The owner of the Semisub tour boat company earlier this week—after being charged with federal securities fraud and released on pretrial bond last October—was apprehended by U.S. Marshals today.
Curtiss Jackson, 69, who the Justice Department alleged misspent a good part of the $28 million he raised from investors to fund his semi-clear-bottomed boat project, disembarked from the Semisub One in Kewalo Harbor this morning, his hands cuffed behind him as a helmeted U.S. Marshal, gripping a military-style rifle in one hand, guided Jackson with the other.
Jackson was flanked by Coast Guard members and another U.S. Marshal, who had a rifle with a suppressor attached, dangling from his chest and a plastic bag in his hand which appeared to contain Jackson's belongings.
"Mind your own business, " Jackson told a Honolulu Star-Advertiser reporter, as a state Harbor Police officer patted him down, untucking his gray polo from his faded blue jeans, before ushering him into the back of a police SUV.
When asked about apprehending Jackson, a U.S. Marshal said quietly, "It went pretty well."
The Justice Department has charged Curtiss Jackson, 69, and his wife, Jamey Denise Jackson, 59, with federal securities fraud, a felony.
Prosecutors alleged that the Jacksons took investors' money over the course of a decade, all the while asserting that their prototype vessel with a partially clear hull would launch soon.
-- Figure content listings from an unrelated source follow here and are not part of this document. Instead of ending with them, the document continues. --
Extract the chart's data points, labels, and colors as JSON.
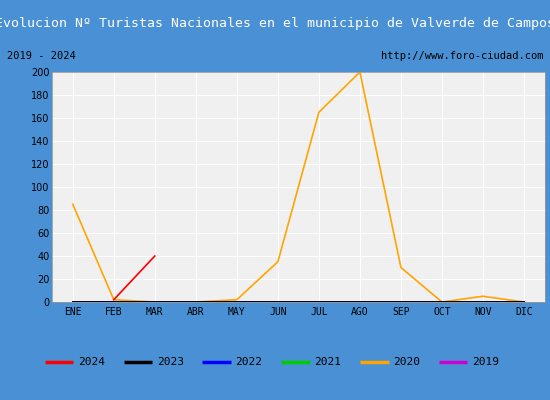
{
  "title": "Evolucion Nº Turistas Nacionales en el municipio de Valverde de Campos",
  "subtitle_left": "2019 - 2024",
  "subtitle_right": "http://www.foro-ciudad.com",
  "months": [
    "ENE",
    "FEB",
    "MAR",
    "ABR",
    "MAY",
    "JUN",
    "JUL",
    "AGO",
    "SEP",
    "OCT",
    "NOV",
    "DIC"
  ],
  "ylim": [
    0,
    200
  ],
  "yticks": [
    0,
    20,
    40,
    60,
    80,
    100,
    120,
    140,
    160,
    180,
    200
  ],
  "series": {
    "2024": {
      "color": "#ff0000",
      "linewidth": 1.2,
      "values": [
        null,
        2,
        40,
        null,
        null,
        null,
        null,
        null,
        null,
        null,
        null,
        null
      ]
    },
    "2023": {
      "color": "#000000",
      "linewidth": 1.2,
      "values": [
        0,
        0,
        0,
        0,
        0,
        0,
        0,
        0,
        0,
        0,
        0,
        0
      ]
    },
    "2022": {
      "color": "#0000ff",
      "linewidth": 1.2,
      "values": [
        0,
        0,
        0,
        0,
        0,
        0,
        0,
        0,
        0,
        0,
        0,
        0
      ]
    },
    "2021": {
      "color": "#00cc00",
      "linewidth": 1.2,
      "values": [
        0,
        0,
        0,
        0,
        0,
        0,
        0,
        0,
        0,
        0,
        0,
        0
      ]
    },
    "2020": {
      "color": "#ffa500",
      "linewidth": 1.2,
      "values": [
        85,
        2,
        0,
        0,
        2,
        35,
        165,
        200,
        30,
        0,
        5,
        0
      ]
    },
    "2019": {
      "color": "#cc00cc",
      "linewidth": 1.2,
      "values": [
        0,
        0,
        0,
        0,
        0,
        0,
        0,
        0,
        0,
        0,
        0,
        0
      ]
    }
  },
  "title_bg_color": "#4a90d4",
  "title_font_color": "#ffffff",
  "title_fontsize": 9.5,
  "plot_bg_color": "#f0f0f0",
  "grid_color": "#ffffff",
  "outer_border_color": "#4a90d4",
  "subtitle_fontsize": 7.5,
  "tick_fontsize": 7,
  "legend_order": [
    "2024",
    "2023",
    "2022",
    "2021",
    "2020",
    "2019"
  ]
}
In the meantime, prosecutors said, the Jacksons spent investors' money on psychics, cannabis, luxury residences, personal credit card bills and a Mercedes-Benz.
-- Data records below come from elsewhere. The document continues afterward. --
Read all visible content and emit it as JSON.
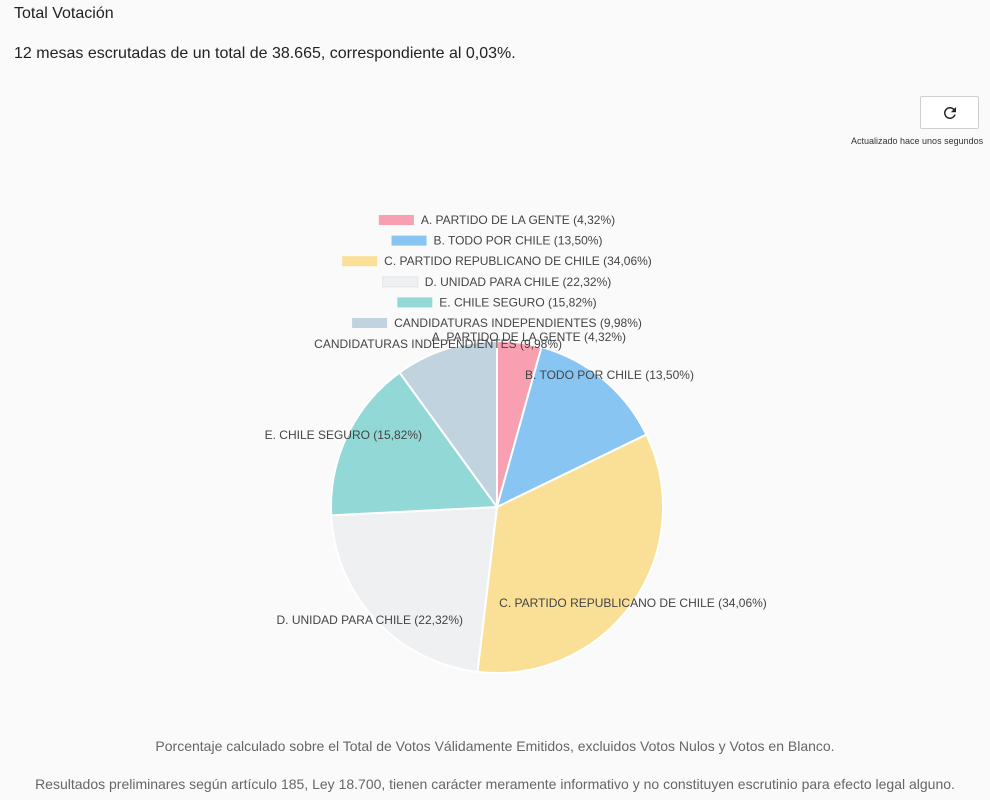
{
  "header": {
    "title": "Total Votación",
    "summary": "12 mesas escrutadas de un total de 38.665, correspondiente al 0,03%."
  },
  "refresh": {
    "icon": "refresh-icon",
    "updated_label": "Actualizado hace unos segundos"
  },
  "chart_data": {
    "type": "pie",
    "legend_position": "top",
    "slices": [
      {
        "name": "A. PARTIDO DE LA GENTE (4,32%)",
        "value": 4.32,
        "color": "#f8a0b1"
      },
      {
        "name": "B. TODO POR CHILE (13,50%)",
        "value": 13.5,
        "color": "#88c5f2"
      },
      {
        "name": "C. PARTIDO REPUBLICANO DE CHILE (34,06%)",
        "value": 34.06,
        "color": "#fadf96"
      },
      {
        "name": "D. UNIDAD PARA CHILE (22,32%)",
        "value": 22.32,
        "color": "#eef0f2"
      },
      {
        "name": "E. CHILE SEGURO (15,82%)",
        "value": 15.82,
        "color": "#92d8d7"
      },
      {
        "name": "CANDIDATURAS INDEPENDIENTES (9,98%)",
        "value": 9.98,
        "color": "#c0d3de"
      }
    ]
  },
  "footer": {
    "note1": "Porcentaje calculado sobre el Total de Votos Válidamente Emitidos, excluidos Votos Nulos y Votos en Blanco.",
    "note2": "Resultados preliminares según artículo 185, Ley 18.700, tienen carácter meramente informativo y no constituyen escrutinio para efecto legal alguno."
  }
}
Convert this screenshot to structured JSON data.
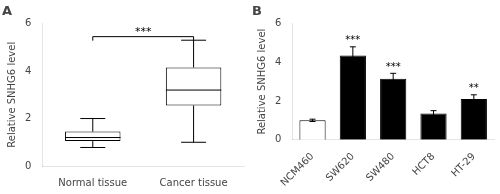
{
  "chart_data": [
    {
      "type": "box",
      "title": "A",
      "ylabel": "Relative SNHG6 level",
      "categories": [
        "Normal tissue",
        "Cancer tissue"
      ],
      "boxes": [
        {
          "median": 1.2,
          "q1": 1.05,
          "q3": 1.45,
          "whislo": 0.78,
          "whishi": 2.0
        },
        {
          "median": 3.2,
          "q1": 2.55,
          "q3": 4.15,
          "whislo": 1.0,
          "whishi": 5.3
        }
      ],
      "ylim": [
        0,
        6
      ],
      "yticks": [
        0,
        2,
        4,
        6
      ],
      "grid": false,
      "annotations": [
        {
          "text": "***",
          "y": 5.55,
          "bracket_y": 5.45,
          "from": "Normal tissue",
          "to": "Cancer tissue"
        }
      ]
    },
    {
      "type": "bar",
      "title": "B",
      "ylabel": "Relative SNHG6 level",
      "categories": [
        "NCM460",
        "SW620",
        "SW480",
        "HCT8",
        "HT-29"
      ],
      "values": [
        1.0,
        4.35,
        3.15,
        1.35,
        2.1
      ],
      "errors": [
        0.06,
        0.45,
        0.28,
        0.15,
        0.22
      ],
      "colors": [
        "white",
        "black",
        "black",
        "black",
        "black"
      ],
      "ylim": [
        0,
        6
      ],
      "yticks": [
        0,
        2,
        4,
        6
      ],
      "grid": false,
      "annotations": [
        {
          "category": "SW620",
          "text": "***"
        },
        {
          "category": "SW480",
          "text": "***"
        },
        {
          "category": "HT-29",
          "text": "**"
        }
      ]
    }
  ]
}
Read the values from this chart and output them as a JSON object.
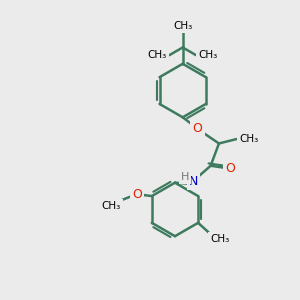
{
  "bg_color": "#ebebeb",
  "bond_color": "#3d7a5e",
  "bond_width": 1.8,
  "atom_colors": {
    "O": "#dd2200",
    "N": "#0000cc",
    "H": "#777777"
  },
  "font_size_atom": 9,
  "font_size_small": 7.5,
  "fig_width": 3.0,
  "fig_height": 3.0,
  "xlim": [
    0,
    10
  ],
  "ylim": [
    0,
    10
  ]
}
Hawaii District Judge Rom Trader released Jackson on $50, 000 bond in October, requiring that he not leave Oahu, not contact anyone involved in the case, refrain from using drugs, and not leave his house after a curfew.
The federal government sought to detain Jackson before his trial, set for October 2023, citing concerns that he might flee and pose a risk to his wife and investors. Prosecutors alleged that Jackson had already violated his conditions of release by asking investors to send him money and assaulting his son.
A bail review hearing for Jackson had been scheduled for Thursday, but it was "vacated " that day, to be "reset as appropriate, " according to court records.
Jackson's attorney, Harlan Kimura, did not immediately respond to a request for comment. Jamey Jackson's attorney, Bentley C. Adams III, declined to comment.
The U.S. Marshals Service and the Honolulu U.S. Attorney's Office did not immediately respond to a request for comment. Coast Guard public affairs specialist Ryan Fisher said he was preparing a joint news release with the U.S. Marshals Service that would be released later today.